Daniel Castillo Hidalgo (Las Palmas de Gran Canaria, 1984) obtained his Ph.D in Economic History from the University of Las Palmas de Gran Canaria (2012), where he wrote a dissertation on the Evolution of the Dakar´s Port Community (1857-1957). This work is just published as: Puerto de Dakar, puerta de África Occidental. Una Historia Económica de Senegal (1857-1957), Le Canarien Ediciones, 2016. After his Ph.D., he worked for two years as adjoint researcher in the R+D project led by his PhD director, professor Dr. Miguel Suárez Bosa: "Port management models and port communities in the Atlantic (XIXth-XXth centuries) (HAR2010-17048/HIST, €30K)". Since 2014, he works as postdoctoral scholar and assistant lecturer in the University of Las Palmas de Gran Canaria. Since April 2015 he forms part of the Research Institute of Text Analysis and Applications (IATEXT-ULPGC). In October 2015 he was awarded a "Precompetitive Project Grant (5,200 euros) by the University of Las Palmas de Gran Canaria (Spain) to coordinate the project on the Suez Crisis (1956-1957) and its impact over the West African port system. He also forms part of the Research Team in the project: Global South: Ports and Economic Development (1850-2019) funded by the Spanish Ministry of Economy and Competitiveness (2016-2018).

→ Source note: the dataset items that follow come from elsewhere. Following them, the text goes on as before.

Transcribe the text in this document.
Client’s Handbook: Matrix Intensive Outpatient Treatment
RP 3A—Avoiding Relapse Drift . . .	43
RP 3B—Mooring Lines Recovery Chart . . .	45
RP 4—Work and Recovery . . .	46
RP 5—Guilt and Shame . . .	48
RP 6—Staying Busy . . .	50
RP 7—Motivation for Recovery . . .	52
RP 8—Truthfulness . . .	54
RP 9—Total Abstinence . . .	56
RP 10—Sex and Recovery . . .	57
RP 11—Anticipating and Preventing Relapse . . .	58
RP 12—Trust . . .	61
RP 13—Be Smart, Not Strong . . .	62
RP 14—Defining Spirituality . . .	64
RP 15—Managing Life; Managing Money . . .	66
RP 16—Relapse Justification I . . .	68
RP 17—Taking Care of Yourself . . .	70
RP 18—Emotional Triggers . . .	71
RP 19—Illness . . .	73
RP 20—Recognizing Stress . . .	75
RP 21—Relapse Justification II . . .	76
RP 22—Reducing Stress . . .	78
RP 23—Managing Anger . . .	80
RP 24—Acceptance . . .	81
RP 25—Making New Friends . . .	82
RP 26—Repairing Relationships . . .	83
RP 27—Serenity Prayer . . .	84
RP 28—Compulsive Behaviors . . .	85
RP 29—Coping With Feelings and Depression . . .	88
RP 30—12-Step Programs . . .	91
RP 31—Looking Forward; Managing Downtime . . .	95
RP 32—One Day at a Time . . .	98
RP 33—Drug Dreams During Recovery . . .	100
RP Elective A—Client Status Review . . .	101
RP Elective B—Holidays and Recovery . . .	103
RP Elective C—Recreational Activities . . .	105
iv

His research agenda focuses on a deeper knowledge of the long-term comparative analysis of West African transport infrastructures (ports and railways) and how they favoured the expansion of the commercial growth but in the same way how they promoted the extension of economic inequalities in a global-scale perspective. His work is based on an evolutionary perspective of the historical processes (path-dependence) in which he aims to link the distinctive fields of economic and social history, imperial and colonial history, port economics and institutional economics.
Castillo forms part of the Groupement d´Intéret Scientifique d´Histoire Maritime et Sciences de la Mer (France-CNRS), La Gobernanza de los Puertos Atlánticos (Spain-UNED) (where he is nominated as Secretary since october 2016) and collaborates with the Commodities of Empire Research Project (UK-Open University) and the African Economic History Network (Wageningen University).